Since then, he’s played in Estonia, Japan, Germany, his native Australia and New Zealand. Like many players who have ventured overseas, his experiences have been a mixed bag, some good and some not, but every stop has provided its share of invaluable learning experiences.
“There’s definitely pros and cons, but once again, nothing that I would trade in for the world. I’ve played for some teams that treat you incredibly well and some that treat you incredibly poorly,” Jois said. “Basically, you gain perspective of how things can be. You also appreciate when things are really nice.
“If you’re always accustomed to getting taken care of or a certain standard of treatment, I don’t think you appreciate it to the same degree as when you actually know how things work in different countries. I would recommend that anyone at least experience that, don’t just want to play where you’re comfortable. It’s great to get other experiences too.”

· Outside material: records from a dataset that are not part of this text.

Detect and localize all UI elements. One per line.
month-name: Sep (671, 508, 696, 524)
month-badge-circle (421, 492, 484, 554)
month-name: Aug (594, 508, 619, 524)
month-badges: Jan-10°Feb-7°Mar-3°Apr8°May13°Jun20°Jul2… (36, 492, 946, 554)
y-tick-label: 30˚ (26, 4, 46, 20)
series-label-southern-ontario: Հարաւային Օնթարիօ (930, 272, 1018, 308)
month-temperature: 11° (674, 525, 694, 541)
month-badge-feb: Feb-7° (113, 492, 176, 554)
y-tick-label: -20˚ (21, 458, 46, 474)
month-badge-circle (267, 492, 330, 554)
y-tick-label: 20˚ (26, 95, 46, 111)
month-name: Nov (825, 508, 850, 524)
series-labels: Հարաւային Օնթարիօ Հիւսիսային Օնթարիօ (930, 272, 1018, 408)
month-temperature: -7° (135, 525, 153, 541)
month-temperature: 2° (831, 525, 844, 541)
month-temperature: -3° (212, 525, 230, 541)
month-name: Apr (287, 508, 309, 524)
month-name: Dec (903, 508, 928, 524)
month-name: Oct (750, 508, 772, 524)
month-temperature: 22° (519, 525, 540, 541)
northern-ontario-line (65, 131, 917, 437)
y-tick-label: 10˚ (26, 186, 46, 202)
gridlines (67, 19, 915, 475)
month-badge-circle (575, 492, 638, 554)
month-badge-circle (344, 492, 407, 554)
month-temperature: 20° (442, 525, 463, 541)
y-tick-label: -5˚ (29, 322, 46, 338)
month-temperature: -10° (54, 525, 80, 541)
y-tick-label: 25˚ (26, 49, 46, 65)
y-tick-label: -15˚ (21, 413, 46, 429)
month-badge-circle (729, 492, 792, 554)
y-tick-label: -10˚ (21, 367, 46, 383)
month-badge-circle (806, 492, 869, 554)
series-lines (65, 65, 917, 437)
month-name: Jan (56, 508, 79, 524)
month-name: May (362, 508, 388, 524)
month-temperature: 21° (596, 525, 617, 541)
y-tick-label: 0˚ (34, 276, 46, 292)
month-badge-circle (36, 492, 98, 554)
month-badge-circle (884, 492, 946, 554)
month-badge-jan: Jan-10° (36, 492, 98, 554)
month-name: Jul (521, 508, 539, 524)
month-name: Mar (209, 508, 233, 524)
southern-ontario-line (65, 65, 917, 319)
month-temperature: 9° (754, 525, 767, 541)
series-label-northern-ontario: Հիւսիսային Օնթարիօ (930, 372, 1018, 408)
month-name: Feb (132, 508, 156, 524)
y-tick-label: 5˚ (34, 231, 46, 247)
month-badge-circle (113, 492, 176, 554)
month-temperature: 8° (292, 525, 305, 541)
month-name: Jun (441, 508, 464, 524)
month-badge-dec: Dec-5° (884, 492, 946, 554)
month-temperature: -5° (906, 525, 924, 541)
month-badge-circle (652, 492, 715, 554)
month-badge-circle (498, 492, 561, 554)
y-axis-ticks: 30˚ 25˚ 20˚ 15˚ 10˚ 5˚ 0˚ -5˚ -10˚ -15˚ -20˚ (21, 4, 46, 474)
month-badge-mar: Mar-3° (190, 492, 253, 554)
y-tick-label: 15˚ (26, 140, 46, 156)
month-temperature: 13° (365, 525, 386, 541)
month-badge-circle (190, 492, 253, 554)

One of his more recent stints abroad was in his native Australia for hometown club Melbourne United at the tail end of the 2018-19 season.
“It was odd I suppose, just because I came back from Germany early. Took about a month off,” Jois said. “I think they (Melbourne) had eight games left, and you needed eight games to qualify for playoffs. It was odd because playing in college and overseas for so long, when I come back home, I’m in holiday mode. I see my friends, I see my family and makes it weird to have both. Melbourne United as a club treats players really well and (has) great fans. Just another blessing to get to play for any club that treats you like that, especially your hometown club.”
Last season, he’d explored returning to the States to play in the G League, but instead opted to remain abroad after a former teammate told him some bad things about the league. However, after another friend now playing in Germany relayed his great experience with the Memphis organization, he decided to return stateside, another move he hasn’t regretted.
His time with the Hustle and under the Grizzlies umbrella has been nothing but overwhelmingly positive for the ex-Eagle, even as he dealt with an illness and injuries which have limited his playing time, as well as immigration issues off the court.
“I couldn’t speak more highly of our coaching staff, especially from the management side of things,” Jois said. “There’s been a lot of stuff that I’ve had to deal with this season. They could have easily said, ‘Just figure it out.’ But everyone has been super helpful, streamlined a lot of things for me, especially when it came to rehab and stuff like that. They spared no expense. I didn’t feel like there was anything more that they can do for me. That feels good as a player.”
Stephen Hunt is a freelance writer based in Frisco, Texas.